The police tried to extract some information from the DMAT controller A W Khan, but he died on October 5, 2013, during interrogation. His death was a roadblock to the investigation. However, later the investigating team found some lead that suggested the involvement of private medical college authorities in the forgery, which led to the arrest of Controller of Dental and Medical Admission Test (DMAT) exam, Yogesh Uprit.

In July 2015, the appellate authority of Admission and Fee Regulatory Committee (AFRC), a statutory body for professional colleges, pointed to a massive scam involving private colleges. The candidates used to pay between ₹ 15 Lakh to ₹ 1 crore to get the admission in undergraduate or postgraduate courses.

== Modus operandi ==
The gangs operated from internet cafes to the college premises. They used to introduce themselves as the personal assistants of college directors, doctors and claimed to yield considerable influence in the office of DMAT. The candidates who paid the amount were directed to leave the OMR sheet blank and were filled later. The state quota and NRI seats used to get filled up against the seats that were vacated on the last day of the admission process.

During the course of investigation, the police team found that the aspirants who paid to the gang used to get exact numbers in the examination as was needed to get the admission in the college of their choice.

== Accused ==

| # | Name | Role | Status | Source |
|---|---|---|---|---|
| 1 | Anupam Chouksey | He was DMAT Secretary and Director of LN Medical College. After the arrest he confessed of accepting the admission forms of two candidates past due date | Out on bail |  |
| 2 | Yogesh Urpit | Former Director of Madhya Pradesh Professional Examination Board (MPPEB). He told the investigators that the modus operandi of Vyapam scam and DMAT scam was the same | Out on bail |  |
| 3 | Surendra Singh Chauhan | A class X dropout, he confessed to have managed admissions of more than 50 students in past few years.
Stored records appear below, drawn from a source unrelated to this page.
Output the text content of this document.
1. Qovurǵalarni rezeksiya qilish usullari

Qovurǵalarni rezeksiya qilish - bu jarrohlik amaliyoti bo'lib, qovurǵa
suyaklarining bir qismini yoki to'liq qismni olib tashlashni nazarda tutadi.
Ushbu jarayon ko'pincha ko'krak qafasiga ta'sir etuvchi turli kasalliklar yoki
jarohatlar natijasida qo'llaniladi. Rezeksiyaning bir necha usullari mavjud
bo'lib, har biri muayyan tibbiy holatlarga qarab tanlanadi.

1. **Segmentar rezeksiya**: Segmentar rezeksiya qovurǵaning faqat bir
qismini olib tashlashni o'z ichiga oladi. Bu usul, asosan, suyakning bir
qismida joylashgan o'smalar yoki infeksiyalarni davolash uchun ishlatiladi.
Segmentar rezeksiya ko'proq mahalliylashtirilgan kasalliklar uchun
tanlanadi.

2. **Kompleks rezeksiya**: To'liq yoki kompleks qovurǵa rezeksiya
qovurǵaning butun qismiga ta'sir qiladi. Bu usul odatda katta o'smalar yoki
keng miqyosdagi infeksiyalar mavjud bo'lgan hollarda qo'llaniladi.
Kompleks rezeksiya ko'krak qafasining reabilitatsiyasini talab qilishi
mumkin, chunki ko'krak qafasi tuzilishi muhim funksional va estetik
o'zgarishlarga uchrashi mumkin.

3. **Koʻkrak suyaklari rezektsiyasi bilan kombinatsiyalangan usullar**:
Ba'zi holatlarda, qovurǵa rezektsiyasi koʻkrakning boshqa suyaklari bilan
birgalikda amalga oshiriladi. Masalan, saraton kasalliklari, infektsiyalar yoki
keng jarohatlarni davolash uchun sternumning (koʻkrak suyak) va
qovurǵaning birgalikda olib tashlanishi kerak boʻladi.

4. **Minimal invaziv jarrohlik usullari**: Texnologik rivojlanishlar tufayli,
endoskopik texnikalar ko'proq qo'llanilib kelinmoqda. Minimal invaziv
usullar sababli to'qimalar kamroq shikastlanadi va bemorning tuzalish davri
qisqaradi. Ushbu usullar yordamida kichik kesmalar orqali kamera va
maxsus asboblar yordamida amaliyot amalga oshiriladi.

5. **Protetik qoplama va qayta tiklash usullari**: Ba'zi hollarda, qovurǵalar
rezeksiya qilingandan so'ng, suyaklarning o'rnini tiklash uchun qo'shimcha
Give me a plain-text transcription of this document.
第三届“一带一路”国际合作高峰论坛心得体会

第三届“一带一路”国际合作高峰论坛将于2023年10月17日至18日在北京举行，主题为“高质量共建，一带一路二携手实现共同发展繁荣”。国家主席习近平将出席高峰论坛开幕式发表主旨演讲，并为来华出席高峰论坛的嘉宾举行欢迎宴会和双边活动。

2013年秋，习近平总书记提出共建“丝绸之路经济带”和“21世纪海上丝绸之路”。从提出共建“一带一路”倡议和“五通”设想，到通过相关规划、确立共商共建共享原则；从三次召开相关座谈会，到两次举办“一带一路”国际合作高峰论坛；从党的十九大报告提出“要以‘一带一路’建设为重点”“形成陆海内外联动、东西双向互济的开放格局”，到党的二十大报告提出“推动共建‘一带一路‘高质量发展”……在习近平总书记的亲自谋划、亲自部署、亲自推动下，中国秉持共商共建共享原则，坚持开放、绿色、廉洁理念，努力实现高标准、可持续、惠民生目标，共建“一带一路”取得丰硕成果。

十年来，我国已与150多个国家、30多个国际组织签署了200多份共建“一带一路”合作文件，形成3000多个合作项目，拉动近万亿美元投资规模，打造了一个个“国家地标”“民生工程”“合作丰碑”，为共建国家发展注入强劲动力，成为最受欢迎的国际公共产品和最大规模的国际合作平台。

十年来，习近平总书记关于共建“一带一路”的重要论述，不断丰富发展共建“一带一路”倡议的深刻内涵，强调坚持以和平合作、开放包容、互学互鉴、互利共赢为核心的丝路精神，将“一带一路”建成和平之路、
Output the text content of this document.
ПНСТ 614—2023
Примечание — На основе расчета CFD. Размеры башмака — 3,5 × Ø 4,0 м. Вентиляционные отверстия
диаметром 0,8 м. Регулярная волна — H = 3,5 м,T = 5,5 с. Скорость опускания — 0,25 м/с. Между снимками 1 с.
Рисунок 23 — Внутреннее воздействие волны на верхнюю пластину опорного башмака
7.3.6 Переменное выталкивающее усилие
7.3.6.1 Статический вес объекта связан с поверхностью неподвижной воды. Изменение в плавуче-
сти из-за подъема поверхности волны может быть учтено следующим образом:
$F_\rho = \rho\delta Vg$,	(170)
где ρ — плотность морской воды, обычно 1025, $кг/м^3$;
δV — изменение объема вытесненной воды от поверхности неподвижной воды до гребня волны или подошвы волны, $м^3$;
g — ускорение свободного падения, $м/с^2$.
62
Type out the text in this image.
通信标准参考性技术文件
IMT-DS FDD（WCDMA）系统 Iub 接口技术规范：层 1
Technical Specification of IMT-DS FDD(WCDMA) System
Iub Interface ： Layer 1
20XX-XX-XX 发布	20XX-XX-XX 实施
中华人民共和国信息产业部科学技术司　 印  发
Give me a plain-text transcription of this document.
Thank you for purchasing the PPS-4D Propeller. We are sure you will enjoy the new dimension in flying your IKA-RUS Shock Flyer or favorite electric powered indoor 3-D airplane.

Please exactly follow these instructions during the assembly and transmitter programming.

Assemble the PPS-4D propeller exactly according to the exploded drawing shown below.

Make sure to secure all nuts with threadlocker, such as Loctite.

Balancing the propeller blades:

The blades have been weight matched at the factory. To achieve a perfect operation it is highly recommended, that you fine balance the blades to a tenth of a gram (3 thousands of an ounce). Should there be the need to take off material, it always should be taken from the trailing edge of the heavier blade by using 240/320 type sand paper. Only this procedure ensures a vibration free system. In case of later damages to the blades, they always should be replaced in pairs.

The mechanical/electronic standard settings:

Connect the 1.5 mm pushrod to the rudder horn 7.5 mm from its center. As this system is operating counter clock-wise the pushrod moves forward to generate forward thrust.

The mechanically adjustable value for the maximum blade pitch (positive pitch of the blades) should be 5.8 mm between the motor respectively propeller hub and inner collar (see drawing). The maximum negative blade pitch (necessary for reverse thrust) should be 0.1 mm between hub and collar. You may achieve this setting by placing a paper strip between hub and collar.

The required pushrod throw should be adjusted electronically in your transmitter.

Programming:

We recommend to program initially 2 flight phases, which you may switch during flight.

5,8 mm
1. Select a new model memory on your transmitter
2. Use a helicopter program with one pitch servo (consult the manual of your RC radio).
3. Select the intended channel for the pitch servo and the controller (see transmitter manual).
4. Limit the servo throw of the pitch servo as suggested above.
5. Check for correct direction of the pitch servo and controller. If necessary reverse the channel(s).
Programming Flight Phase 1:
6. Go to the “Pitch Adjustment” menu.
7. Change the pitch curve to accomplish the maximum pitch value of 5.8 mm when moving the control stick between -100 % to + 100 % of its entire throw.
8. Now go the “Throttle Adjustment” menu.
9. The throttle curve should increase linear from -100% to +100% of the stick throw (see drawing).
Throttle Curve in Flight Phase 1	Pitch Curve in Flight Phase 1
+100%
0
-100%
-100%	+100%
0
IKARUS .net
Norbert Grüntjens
On August 2, 2015, unidentified people tried to kill him but he escaped with minor bullet injuries. He said he wanted to file a PIL seeking a CBI inquiry into the death of ex-DMAT controller A W Khan, who died under mysterious circumstances during the investigation. Due to his sudden death the probe was derailed | Out on bail |  |
| 4 | Ranveer Singh Anand | An engineer by profession | Arrested |  |
| 5 | Sandeep | A native of Uttar Pradesh | Arrested |  |
| 6 | Rajendra Singh | A resident of Rewa (M.P) and a member of BJP. He worked as a contractor for parking lots in Bhopal | Arrested |  |
| 7 | Adarsh Kumar alias Aditya | A native of Bihar and a student of National Institute of Technology (Raipur). The team recovered ₹ 5 lakh from him | Arrested |  |
| 8 | Jitu alias Dr. Raghuvanshi | He used to introduce himself as a doctor but never talked to the victims via his mobile phone. Instead, he asked them to drop him an SMS on the pretext of being in the operation theatre | On the run |  |
| 9 | Abhijeet Gupta | - | On the run |  |
| 10 | Sumit | - | On the run |  |
| 11 | Akhilesh Singh | - | On the run |  |

== Allegations against state government ==
The investigation team had come across specific inputs on the involvement of ministers, judicial members, police officers and others at high position in the Madhya Pradesh government. Indore based whistleblower Dr. Anand Rai alleged that huge amount of black money is involved in the scam and the business of illegal admissions was going on since 2006.

The Indian National Congress, an opposition party, has alleged that Chief Minister Shivraj Singh Chouhan's kin were the beneficiaries in the DMAT scam. The charge has been strongly denied by the ruling Bharatiya Janata Party.

== Exam cancellation ==
Due to continuous revelations of collusion between Vyapam and DMAT authorities and threats from a whistleblower to name judges allegedly involved in the scam, the state examination body on July 10, 2015, cancelled the admission test to be held on July 12, 2015. However, the officials said that the examination was postponed due to some technical reasons.